= Truck Stop (Car Wars) =

1983 supplement for Car Wars published by Steve Jackson Games

Truck Stop is a supplement published by Steve Jackson Games (SJG) in 1983 for the board wargame Car Wars.

==Gameplay==
Truck Stop is a supplement that includes rules for using 18-wheel semi-trailer trucks in Car Wars.

Car Wars is a game of heavily armed cars engaged in Mad Max-style combat. Truck Stop is a supplement that adds rules and counters for 18-wheeler trucks. In addition to rules for building and handling these trucks, the rules include a list of new weapons specific to trucks artillery, heavy lasers and antipersonnel grenades. The supplement also includes a map of a map of a fortified truck stop.

The original Car Wars rules and counters are required to fully play the game.

==Publication history==
SJG published Car Wars in 1980. It proved popular and SJG followed up with several supplements, including Truck Stop, designed by Steve Jackson and published in 1983 as a microgame.
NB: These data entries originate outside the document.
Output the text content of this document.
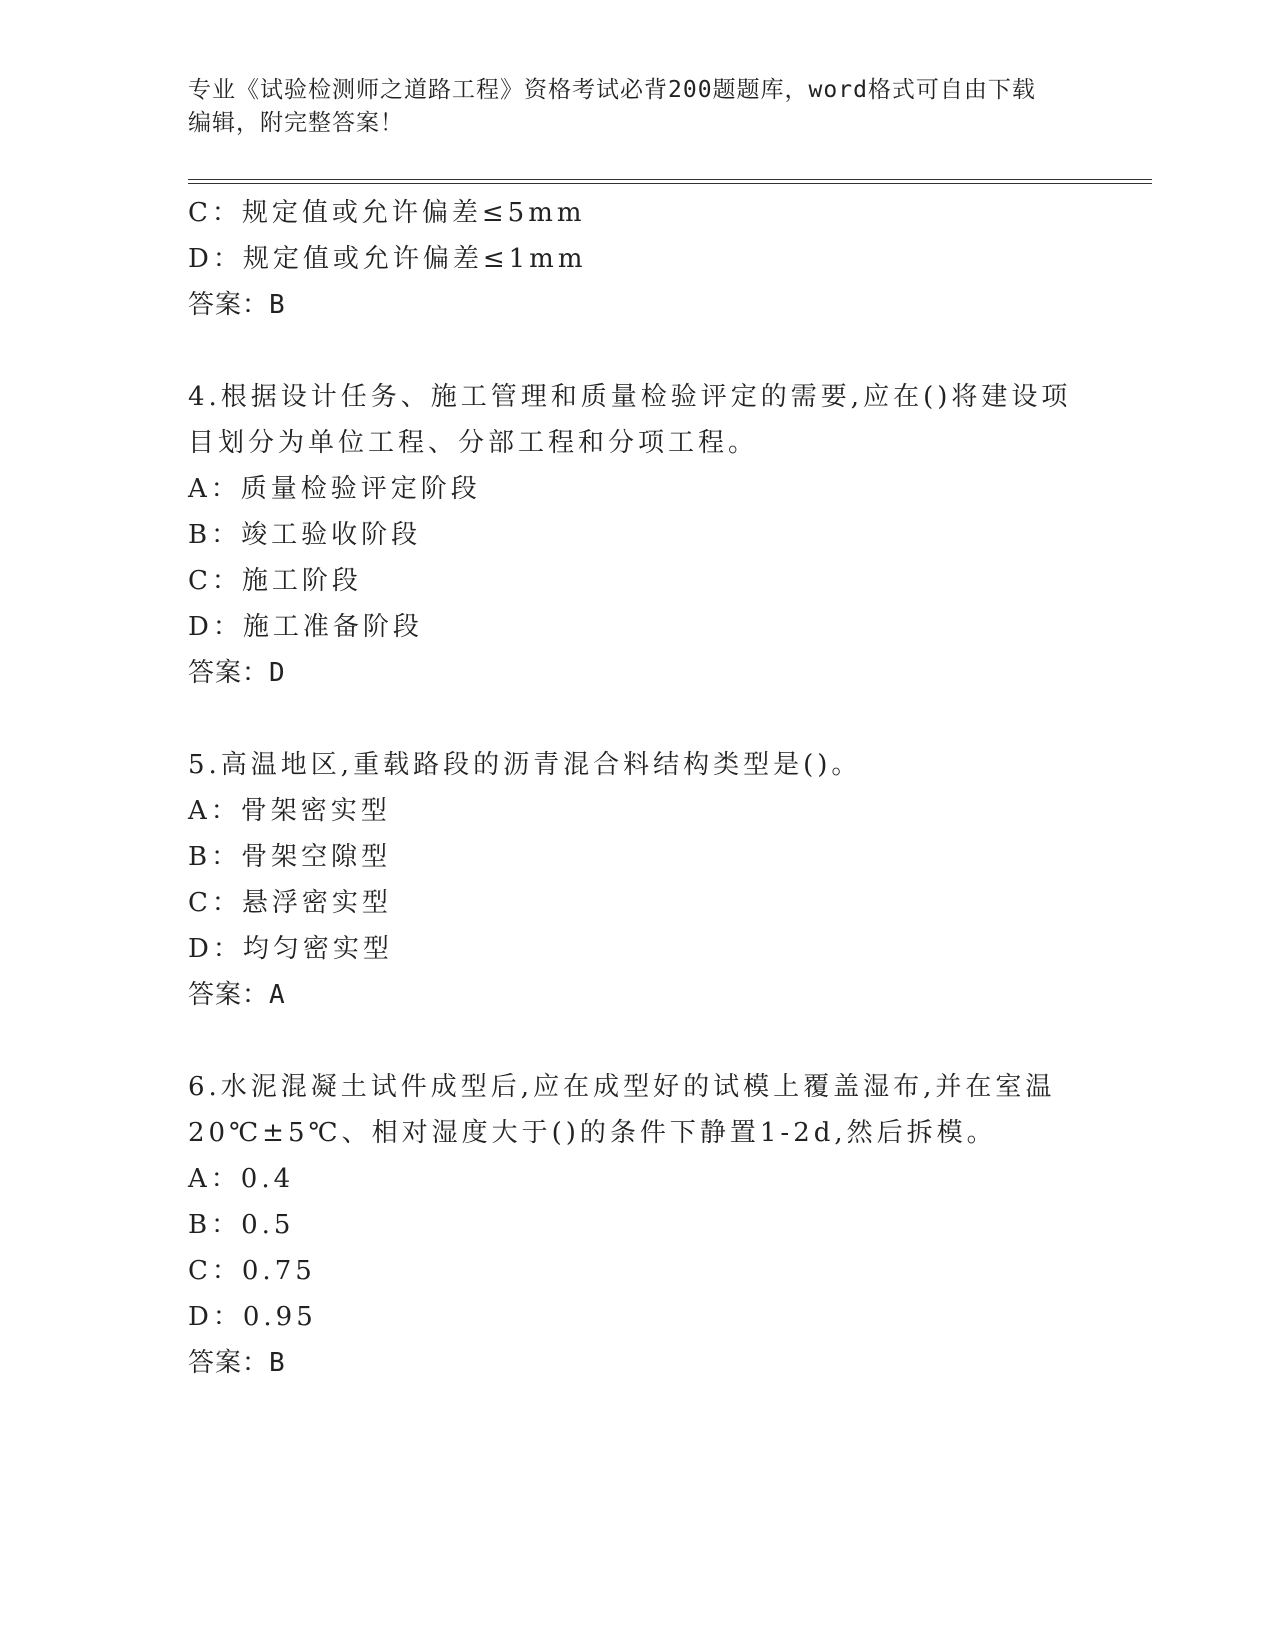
专业《试验检测师之道路工程》资格考试必背200题题库，word格式可自由下载
编辑，附完整答案！
C：规定值或允许偏差≤5mm
D：规定值或允许偏差≤1mm
答案：B
4.根据设计任务、施工管理和质量检验评定的需要,应在()将建设项
目划分为单位工程、分部工程和分项工程。
A：质量检验评定阶段
B：竣工验收阶段
C：施工阶段
D：施工准备阶段
答案：D
5.高温地区,重载路段的沥青混合料结构类型是()。
A：骨架密实型
B：骨架空隙型
C：悬浮密实型
D：均匀密实型
答案：A
6.水泥混凝土试件成型后,应在成型好的试模上覆盖湿布,并在室温
20℃±5℃、相对湿度大于()的条件下静置1-2d,然后拆模。
A：0.4
B：0.5
C：0.75
D：0.95
答案：B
In 1987, Hobby Japan released a Japanese-language edition titled トラック・ストップ (Torakku sutoppu).

==Reception==
In Issue 63 of The Space Gamer, Craig Sheeley commented "Car Wars players have been waiting for this ever since the game came out, and their wait is justified. If you liked the movie Road Warrior, if you like the idea of an unstoppable convoy, if you just like the idea of armed rigs, get this. But you must have Car Wars to use it."

In Issue 18 of the French games magazine Casus Belli, Martin Latallo noted that there were rudimentary rules for role-playing, writing, "the rules concerning the characters are further improved as well as the abilities (skills). There is even an organization that does cloning!" Latallo concluded, "Truck stop is full of good ideas. and it is in my opinion an essential supplement for any Car Wars player."

GeekDad wrote that Truck Stop "would add a bit more flavor to the original game by providing tractor-trailer combos. Going up against my friends car-to-car was quite fun, but there’s something truly unique and memorable when three of my gaming buddies are taking on another pal who is driving an 18-wheeler with three machine gun turrets on top, more armor (points) on a single side of the trailer than all three of our cars combined, and enough speed to plow through any of us who get in front of him."